Dopo l’attacco dei consiglieri di minoranza Portesani e Beltrami e la richiesta di indire una nuova seduta della Commissione di vigilanza da parte di Chiara Capelletti, Fratelli d’Italia, sulla questione interviene anche il Presidente del Consiglio Comunale Luciano Pizzetti; se da una parte apre alla discussione, dall’altra avanza un monito.

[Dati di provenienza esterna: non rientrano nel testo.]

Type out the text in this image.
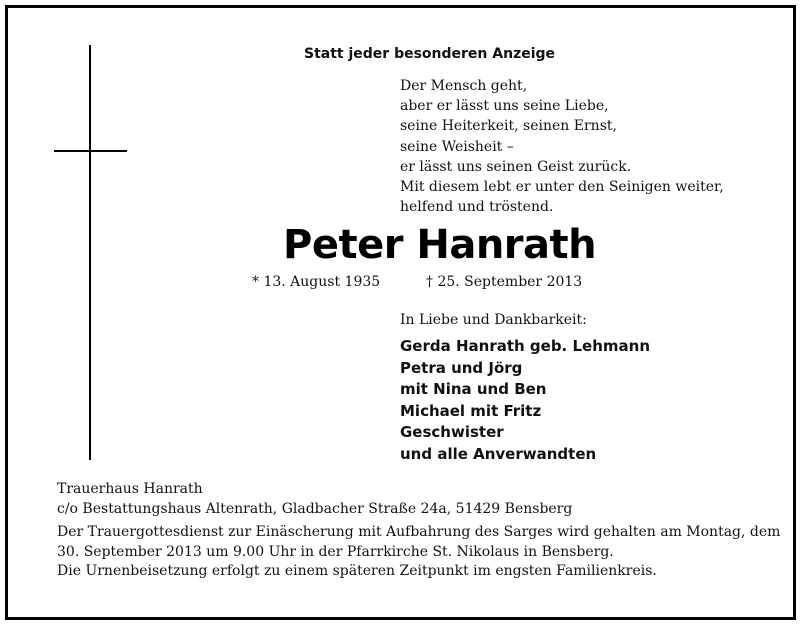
Statt jeder besonderen Anzeige
Der Mensch geht,
aber er lässt uns seine Liebe,
seine Heiterkeit, seinen Ernst,
seine Weisheit –
er lässt uns seinen Geist zurück.
Mit diesem lebt er unter den Seinigen weiter,
helfend und tröstend.
Peter Hanrath
* 13. August 1935	† 25. September 2013
In Liebe und Dankbarkeit:
Gerda Hanrath geb. Lehmann
Petra und Jörg
mit Nina und Ben
Michael mit Fritz
Geschwister
und alle Anverwandten
Trauerhaus Hanrath
c/o Bestattungshaus Altenrath, Gladbacher Straße 24a, 51429 Bensberg
Der Trauergottesdienst zur Einäscherung mit Aufbahrung des Sarges wird gehalten am Montag, dem
30. September 2013 um 9.00 Uhr in der Pfarrkirche St. Nikolaus in Bensberg.
Die Urnenbeisetzung erfolgt zu einem späteren Zeitpunkt im engsten Familienkreis.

La Commissione di vigilanza si terrà – commenta Pizzetti – perché mi pare sia un giusto diritto dell’opposizione chiederne la convocazione e un dovere della maggioranza andare a riferire. Valuteremo la decisione assunta dal Tar in relazione a Lodi, considerando che comunque parliamo di una società quotata ma a maggioranza di capitale pubblico, che vede tra i soci anche il Comune di Cremona“.

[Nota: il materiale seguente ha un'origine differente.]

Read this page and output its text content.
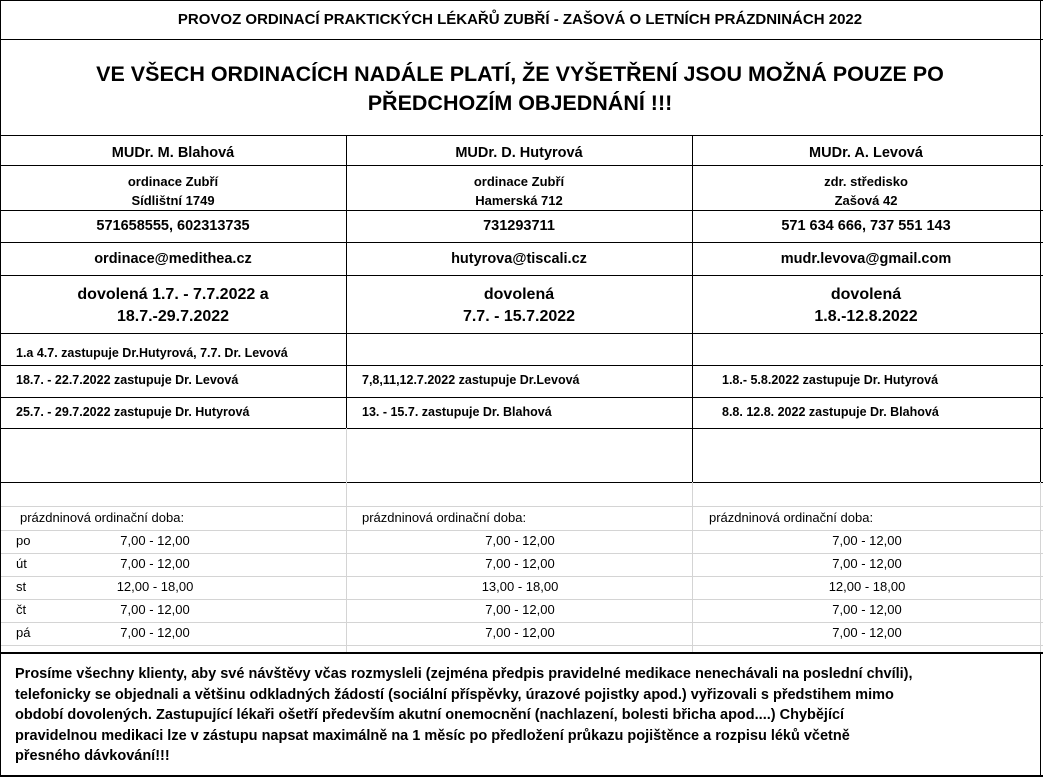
PROVOZ ORDINACÍ PRAKTICKÝCH LÉKAŘŮ ZUBŘÍ - ZAŠOVÁ O LETNÍCH PRÁZDNINÁCH 2022
VE VŠECH ORDINACÍCH NADÁLE PLATÍ, ŽE VYŠETŘENÍ JSOU MOŽNÁ POUZE PO
PŘEDCHOZÍM OBJEDNÁNÍ !!!
MUDr. M. Blahová
ordinace Zubří
Sídlištní 1749
571658555, 602313735
ordinace@medithea.cz
dovolená 1.7. - 7.7.2022 a
18.7.-29.7.2022
1.a 4.7. zastupuje Dr.Hutyrová, 7.7. Dr. Levová
18.7. - 22.7.2022 zastupuje Dr. Levová
25.7. - 29.7.2022 zastupuje Dr. Hutyrová
MUDr. D. Hutyrová
ordinace Zubří
Hamerská 712
731293711
hutyrova@tiscali.cz
dovolená
7.7. - 15.7.2022
7,8,11,12.7.2022 zastupuje Dr.Levová
13. - 15.7. zastupuje Dr. Blahová
MUDr. A. Levová
zdr. středisko
Zašová 42
571 634 666, 737 551 143
mudr.levova@gmail.com
dovolená
1.8.-12.8.2022
1.8.- 5.8.2022 zastupuje Dr. Hutyrová
8.8. 12.8. 2022 zastupuje Dr. Blahová
prázdninová ordinační doba:	prázdninová ordinační doba:	prázdninová ordinační doba:
po
út
st
čt
pá
7,00 - 12,00
7,00 - 12,00
12,00 - 18,00
7,00 - 12,00
7,00 - 12,00
7,00 - 12,00
7,00 - 12,00
13,00 - 18,00
7,00 - 12,00
7,00 - 12,00
7,00 - 12,00
7,00 - 12,00
12,00 - 18,00
7,00 - 12,00
7,00 - 12,00
Prosíme všechny klienty, aby své návštěvy včas rozmysleli (zejména předpis pravidelné medikace nenechávali na poslední chvíli),
telefonicky se objednali a většinu odkladných žádostí (sociální příspěvky, úrazové pojistky apod.) vyřizovali s předstihem mimo
období dovolených. Zastupující lékaři ošetří především akutní onemocnění (nachlazení, bolesti břicha apod....) Chybějící
pravidelnou medikaci lze v zástupu napsat maximálně na 1 měsíc po předložení průkazu pojištěnce a rozpisu léků včetně
přesného dávkování!!!
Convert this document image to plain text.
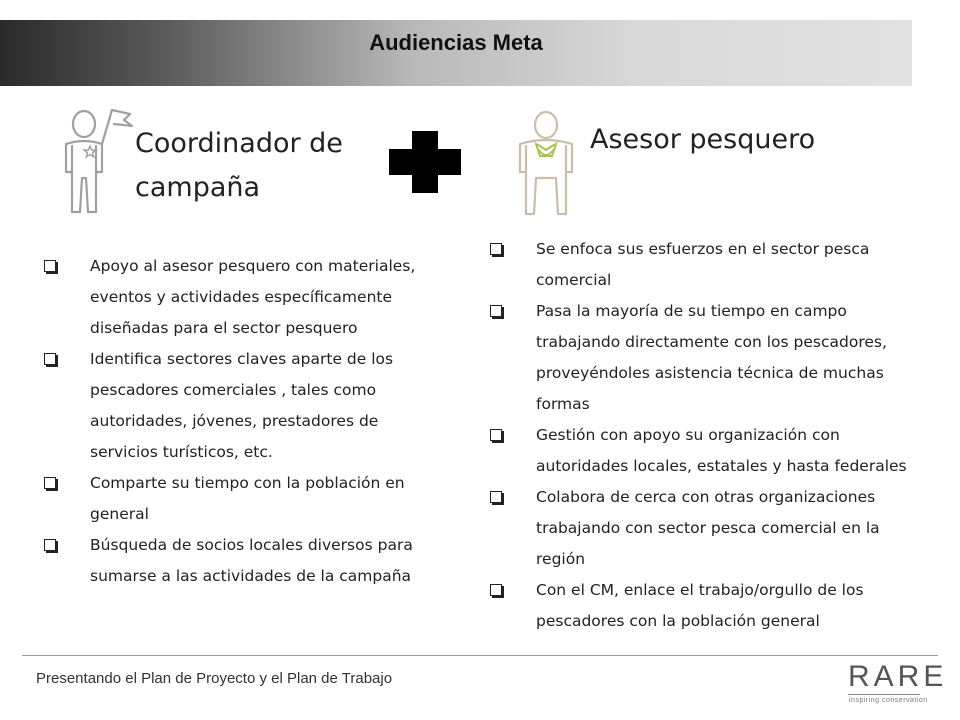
Audiencias Meta
Coordinador de
campaña
Asesor pesquero
Apoyo al asesor pesquero con materiales,
eventos y actividades específicamente
diseñadas para el sector pesquero
Identifica sectores claves aparte de los
pescadores comerciales , tales como
autoridades, jóvenes, prestadores de
servicios turísticos, etc.
Comparte su tiempo con la población en
general
Búsqueda de socios locales diversos para
sumarse a las actividades de la campaña
Se enfoca sus esfuerzos en el sector pesca
comercial
Pasa la mayoría de su tiempo en campo
trabajando directamente con los pescadores,
proveyéndoles asistencia técnica de muchas
formas
Gestión con apoyo su organización con
autoridades locales, estatales y hasta federales
Colabora de cerca con otras organizaciones
trabajando con sector pesca comercial en la
región
Con el CM, enlace el trabajo/orgullo de los
pescadores con la población general
Presentando el Plan de Proyecto y el Plan de Trabajo	RARE
inspiring conservation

Si farà una valutazione poi – aggiunge – anche sulle tempistiche e in relazione al fatto che ci sia o meno un appello al Consiglio di Stato per la sentenza al Tar. Bene, quindi, la commissione perché sarà il momento delle valutazioni di questi aspetti. Una sola cosa non deve essere fatta: portare danno al Comune di Cremona“.

Il tema, quindi, sbarcherà presto in Commissione; da lì poi la palla passa al Consiglio Comunale dove si prospetta già un aspro confronto tra le diverse parti politiche.
“Personalmente non entro nel merito degli attacchi – afferma in merito Pizzetti -; sarà poi l’Amministrazione e la Giunta ad affrontare questa parte. Quello che a me compete è il raccomandare e sottolineare un punto di partenza: la tutela dell’interesse di Cremona e dei servizi che vengono dati ai cittadini”.

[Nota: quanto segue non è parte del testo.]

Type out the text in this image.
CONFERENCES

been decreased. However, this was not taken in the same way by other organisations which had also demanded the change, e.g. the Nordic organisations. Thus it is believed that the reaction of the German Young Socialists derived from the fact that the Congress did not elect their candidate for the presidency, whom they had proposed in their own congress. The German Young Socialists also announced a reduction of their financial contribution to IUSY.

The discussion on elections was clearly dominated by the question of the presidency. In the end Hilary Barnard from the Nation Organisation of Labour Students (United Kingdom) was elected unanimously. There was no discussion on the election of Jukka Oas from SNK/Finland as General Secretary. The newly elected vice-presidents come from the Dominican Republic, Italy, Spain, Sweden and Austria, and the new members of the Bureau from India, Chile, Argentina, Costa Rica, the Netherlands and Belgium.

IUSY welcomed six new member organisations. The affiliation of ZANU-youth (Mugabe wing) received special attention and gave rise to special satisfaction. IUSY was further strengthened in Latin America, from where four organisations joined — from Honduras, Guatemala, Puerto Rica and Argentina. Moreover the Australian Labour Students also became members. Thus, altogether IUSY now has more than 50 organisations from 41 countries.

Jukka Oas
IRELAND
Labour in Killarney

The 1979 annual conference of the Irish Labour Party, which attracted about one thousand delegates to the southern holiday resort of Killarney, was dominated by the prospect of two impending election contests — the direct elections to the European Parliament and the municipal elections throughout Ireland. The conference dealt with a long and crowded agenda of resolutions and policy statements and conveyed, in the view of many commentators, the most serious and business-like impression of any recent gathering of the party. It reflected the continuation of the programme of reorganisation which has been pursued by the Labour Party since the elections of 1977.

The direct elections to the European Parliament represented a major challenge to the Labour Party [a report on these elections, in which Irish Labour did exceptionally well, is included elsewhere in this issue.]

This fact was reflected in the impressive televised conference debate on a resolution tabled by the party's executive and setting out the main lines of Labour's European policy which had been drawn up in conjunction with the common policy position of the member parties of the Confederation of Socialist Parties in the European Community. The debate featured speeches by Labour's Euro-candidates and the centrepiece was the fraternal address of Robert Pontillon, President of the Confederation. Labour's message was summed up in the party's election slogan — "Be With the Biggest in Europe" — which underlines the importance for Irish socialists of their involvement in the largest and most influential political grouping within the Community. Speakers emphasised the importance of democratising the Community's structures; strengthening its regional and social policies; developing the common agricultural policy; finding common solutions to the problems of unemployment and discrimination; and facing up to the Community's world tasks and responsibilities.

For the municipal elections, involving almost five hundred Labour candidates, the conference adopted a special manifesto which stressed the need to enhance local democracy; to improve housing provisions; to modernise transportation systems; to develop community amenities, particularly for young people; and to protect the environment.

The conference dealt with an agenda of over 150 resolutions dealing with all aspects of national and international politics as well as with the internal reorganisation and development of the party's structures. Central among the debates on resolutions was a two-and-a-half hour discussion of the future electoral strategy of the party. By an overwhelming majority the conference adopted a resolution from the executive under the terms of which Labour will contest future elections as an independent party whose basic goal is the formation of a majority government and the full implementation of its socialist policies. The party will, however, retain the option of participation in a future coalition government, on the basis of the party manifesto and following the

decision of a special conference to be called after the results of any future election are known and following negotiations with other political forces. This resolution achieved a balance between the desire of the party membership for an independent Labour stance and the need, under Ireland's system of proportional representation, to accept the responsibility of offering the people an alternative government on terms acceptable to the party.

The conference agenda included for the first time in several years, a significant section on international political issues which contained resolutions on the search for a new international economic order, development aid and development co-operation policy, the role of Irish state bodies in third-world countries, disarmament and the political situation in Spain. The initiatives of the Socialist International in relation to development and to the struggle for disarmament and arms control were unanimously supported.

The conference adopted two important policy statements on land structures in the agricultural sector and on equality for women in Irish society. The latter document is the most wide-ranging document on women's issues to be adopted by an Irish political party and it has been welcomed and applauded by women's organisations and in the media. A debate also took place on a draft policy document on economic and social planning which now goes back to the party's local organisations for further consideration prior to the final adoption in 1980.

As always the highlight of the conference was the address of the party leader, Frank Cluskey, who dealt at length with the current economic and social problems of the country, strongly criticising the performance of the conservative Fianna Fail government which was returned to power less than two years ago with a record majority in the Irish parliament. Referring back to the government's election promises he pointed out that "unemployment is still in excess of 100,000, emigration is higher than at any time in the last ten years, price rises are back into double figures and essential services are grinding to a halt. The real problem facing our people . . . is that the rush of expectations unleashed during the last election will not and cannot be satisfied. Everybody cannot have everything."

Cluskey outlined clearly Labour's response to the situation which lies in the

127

“Per discutere sul tema – prosegue – bisogna partire dai fondamentali: il servizio di raccolta rifiuti a Cremona è ottimo e le valutazioni che arrivano da parte dei cittadini spingono in questa direzione; il tutto ad un costo (la Tarip) tra i più bassi d’Italia. Il risultato è quindi di qualità, con prezzi contenuti rispetto alle altre città capoluogo”.

“Le considerazioni – conclude Pizzetti – da qui possono essere tante, ma il punto centrale è che adesso c’è un servizio ottimo a un costo ridotto. Non vorrei che alla fine di questa vicenda si giungesse ad una conclusione in cui il servizio diventi meno buono e a un costo maggiorato“.